Travis Kalanick, chief executive of Uber, said today that he’s taking an indefinite leave of absence from leading the ride-hailing service. Whenever he returns, if ever he returns, he’ll find himself in a reduced role.
As part of its response to claims of a workplace culture that fostered sexual harassment, Uber’s board has voted to diminish Kalanick’s responsibilities and assign some duties to other members of the senior management team, including a new chief operating officer who has yet to be hired.
That was one of 47 remedial actions the board agreed to undertake following an internal report compiled by former U.S. attorney general Eric Holder, who had been hired to investigate allegations of harassment, discrimination, and retaliation leveled by former Uber engineer Susan Fowler.
“While change does not happen overnight, we’re committed to rebuilding trust with our employees, riders, and drivers.”
– Liane Hornsey, Uber
Holder and his firm, Covington & Burling LLP, wrote a 13-page report that recommended, among other things, that Uber hold its senior leadership team accountable for both improving diversity on staff and responsiveness to employee complaints, scrap its existing cultural values, and adopt a version of the National Football League’s Rooney Rule by ensuring that candidate pools for open positions include at least one woman and one member of a minority group.
“Implementing these recommendations will improve our culture, promote fairness and accountability, and establish processes and systems to ensure the mistakes of the past will not be repeated,” wrote Liane Hornsey, Uber’s chief human resources officer. “While change does not happen overnight, we’re committed to rebuilding trust with our employees, riders, and drivers.”
Published in February, Fowler’s blog post jarred the company and provided outsiders with a glimpse into a much criticized aspect of workplace culture in Silicon Valley.
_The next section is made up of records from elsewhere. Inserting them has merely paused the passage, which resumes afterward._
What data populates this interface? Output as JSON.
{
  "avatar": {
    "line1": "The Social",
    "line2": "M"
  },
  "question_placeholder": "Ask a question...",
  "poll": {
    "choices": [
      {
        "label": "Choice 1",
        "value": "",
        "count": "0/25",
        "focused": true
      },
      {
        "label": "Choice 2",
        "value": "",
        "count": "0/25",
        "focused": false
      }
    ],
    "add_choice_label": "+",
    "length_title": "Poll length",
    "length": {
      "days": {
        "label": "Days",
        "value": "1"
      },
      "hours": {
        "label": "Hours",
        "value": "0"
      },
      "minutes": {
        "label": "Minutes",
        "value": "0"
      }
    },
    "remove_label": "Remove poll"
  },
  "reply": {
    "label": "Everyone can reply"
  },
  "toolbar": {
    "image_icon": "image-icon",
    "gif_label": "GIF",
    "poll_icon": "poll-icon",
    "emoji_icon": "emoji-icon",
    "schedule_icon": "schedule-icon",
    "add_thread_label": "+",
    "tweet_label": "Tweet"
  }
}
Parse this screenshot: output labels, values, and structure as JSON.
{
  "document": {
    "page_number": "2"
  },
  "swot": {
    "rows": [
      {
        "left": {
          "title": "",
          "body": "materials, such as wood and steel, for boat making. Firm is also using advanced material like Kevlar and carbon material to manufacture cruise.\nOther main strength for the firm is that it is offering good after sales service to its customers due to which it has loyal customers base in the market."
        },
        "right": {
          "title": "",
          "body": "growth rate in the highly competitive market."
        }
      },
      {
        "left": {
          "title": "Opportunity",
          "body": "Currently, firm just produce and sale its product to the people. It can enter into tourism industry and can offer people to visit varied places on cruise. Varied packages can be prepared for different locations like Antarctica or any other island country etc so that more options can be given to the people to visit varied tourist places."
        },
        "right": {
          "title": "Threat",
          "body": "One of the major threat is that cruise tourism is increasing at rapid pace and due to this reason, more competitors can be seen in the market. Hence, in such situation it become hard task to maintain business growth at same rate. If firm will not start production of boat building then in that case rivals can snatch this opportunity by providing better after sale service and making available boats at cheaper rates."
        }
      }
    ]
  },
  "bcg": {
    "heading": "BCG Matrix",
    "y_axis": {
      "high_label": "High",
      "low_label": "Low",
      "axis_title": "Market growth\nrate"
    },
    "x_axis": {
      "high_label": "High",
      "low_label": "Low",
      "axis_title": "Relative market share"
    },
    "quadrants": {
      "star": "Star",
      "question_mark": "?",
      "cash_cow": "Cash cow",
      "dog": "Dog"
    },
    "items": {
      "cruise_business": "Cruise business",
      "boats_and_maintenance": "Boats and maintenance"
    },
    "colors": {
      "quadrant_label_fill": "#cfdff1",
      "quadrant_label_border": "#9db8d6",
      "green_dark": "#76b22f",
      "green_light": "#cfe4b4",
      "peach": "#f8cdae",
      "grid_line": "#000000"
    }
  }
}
But it’s only one of many problems, self-inflicted and otherwise, that Uber has defended itself against in recent months. The Department of Justice is investigating Uber’s use of secret software called Greyball that helped the company evade law enforcement. And last month, Uber fired Anthony Levandowski, the head of its autonomous-driving unit, for failing to help the company defend itself against allegations that he stole more than 14,000 documents from Google.
In explaining his decision to take a leave of absence, Kalanick sent a memo to employees that addressed the consistent turmoil.
“If we are going to work on Uber 2.0, I also need to work on Travis 2.0 to become the leader that this company needs.”
– Travis Kalanick
“The ultimate responsibility for where we’ve gotten and how we’ve gotten here rests on my shoulders,” wrote Kalanick, who also cited the need to grieve the death of his mother in a recent boating accident as a primary reason for stepping back. “There is of course much to be proud of, but there is much to improve. For Uber 2.0 to succeed, there is nothing more important than dedicating my time to building out the leadership team. But if we are going to work on Uber 2.0, I also need to work on Travis 2.0 to become the leader that this company needs and that you deserve.”
Leaders and senior management at the company are in short supply. Beyond Kalanick’s temporary leave and the ongoing search for a COO, the company is also seeking a new president, a senior vice president, and a chief financial officer.
Underscoring the wayward course that the first Uber iteration had plotted for itself, the Holder report recommended the company eliminate elements of its “14 Cultural Values” that had been used to “justify poor behavior, including Let Builders Build, Always Be Hustlin’, Meritocracy and Toe-Stepping, and Principled Confrontation.”
With that admonishment, the report seemed to criticize not merely the confrontational style of Kalanick and the hard-charging style of Uber but perhaps the culture of Silicon Valley itself.